Tuesday, April 20, 2010

More Hesitation Problems

You hold: void, KQ8542, J3, AT972. None vul, you open 1H. The auction continues 1S-2H-2S; 4H-4S-X-P to you? I think so. It's close but it sounds like 4S will be making. I have less defense than partner is expecting (only 10hcp, extra heart and club length) so unless partner has a really good trump stack, which also seems unlikely, 4S will be making. I mean, he only raised to 2H so he couldn't have too much. Double by partner should be based on spade honors and a clear interest in defending because with a typical hand with nothing in spades, he could pass and it would be forcing. We've bid game, presumably to make so we aren't going to let the opponents play 4S undoubled.
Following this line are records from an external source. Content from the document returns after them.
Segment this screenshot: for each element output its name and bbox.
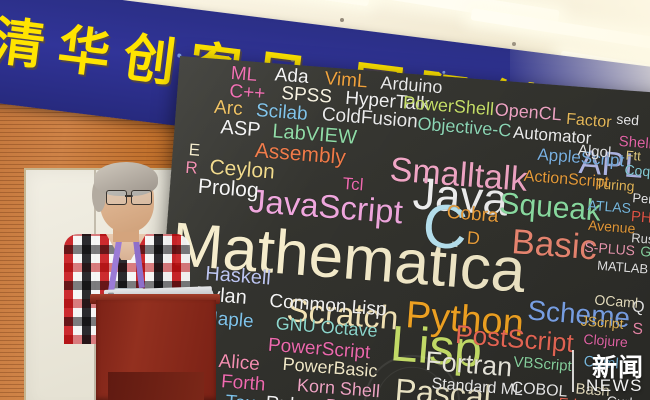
- word-cloud-term: OCaml: [594, 293, 639, 310]
- word-cloud-term: Ftt: [625, 149, 641, 163]
- word-cloud-term: Turing: [595, 176, 635, 193]
- word-cloud-term: E: [188, 141, 201, 159]
- word-cloud-term: ATLAS: [587, 198, 631, 215]
- podium-base: [108, 372, 204, 400]
- word-cloud-term: Algol: [577, 143, 611, 161]
- ceiling-fitting: [340, 18, 344, 22]
- word-cloud-term: ML: [230, 64, 258, 85]
- word-cloud-term: VimL: [324, 69, 368, 91]
- ceiling-light-icon: [150, 0, 370, 6]
- watermark-en: NEWS: [586, 376, 643, 396]
- word-cloud-term: Tcl: [342, 175, 364, 194]
- word-cloud-term: MATLAB: [597, 259, 649, 276]
- word-cloud-term: S: [632, 322, 644, 339]
- word-cloud-term: Go: [640, 244, 650, 259]
- word-cloud-term: Coq: [624, 162, 650, 178]
- word-cloud-term: Ruby: [265, 394, 311, 400]
- screenshot-root: 清华创客日 国际创客教育交流 MathematicaJavaLispCJavaS…: [0, 0, 650, 400]
- word-cloud-term: S-PLUS: [584, 240, 636, 258]
- word-cloud-term: D: [466, 229, 480, 248]
- word-cloud-term: Cobra: [446, 203, 499, 226]
- word-cloud-term: JScript: [580, 314, 624, 331]
- word-cloud-term: Ada: [274, 65, 309, 87]
- word-cloud-term: Tex: [225, 393, 256, 400]
- news-watermark: 新闻 NEWS: [554, 348, 646, 396]
- word-cloud-term: sed: [616, 112, 640, 128]
- watermark-divider: [572, 350, 574, 392]
- word-cloud-term: Clojure: [583, 332, 628, 349]
- word-cloud-term: Perl: [632, 191, 650, 206]
- word-cloud-term: Factor: [566, 112, 612, 131]
- word-cloud-term: Avenue: [588, 218, 636, 236]
- glasses-icon: [106, 190, 152, 203]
If partner takes 25 seconds to double, does that change things? Yeah, sure. It makes bidding on look more attractive. The slow double in this case clearly indicated that partner is unsure of the double, probably based on something like 4 spades to the QT instead of 4 to the KQT which would be an easy double. No director was called on the hesitation and my opponents at the time would probably have been clueless as to the many inferences and unauthorized information I could have obtained from partner's hesitation. And I did not bid 5H even though I knew well that it must be the winning call in this case. Partner's hand: JT9x, AJxx, Txx, QJ Result: 4SX made while at the other table 5H was set 1 trick.

1 comment:

  1. That's too bad. I don't know if any of your peers would pass that double, but I guess being ethical is about bending over backwards.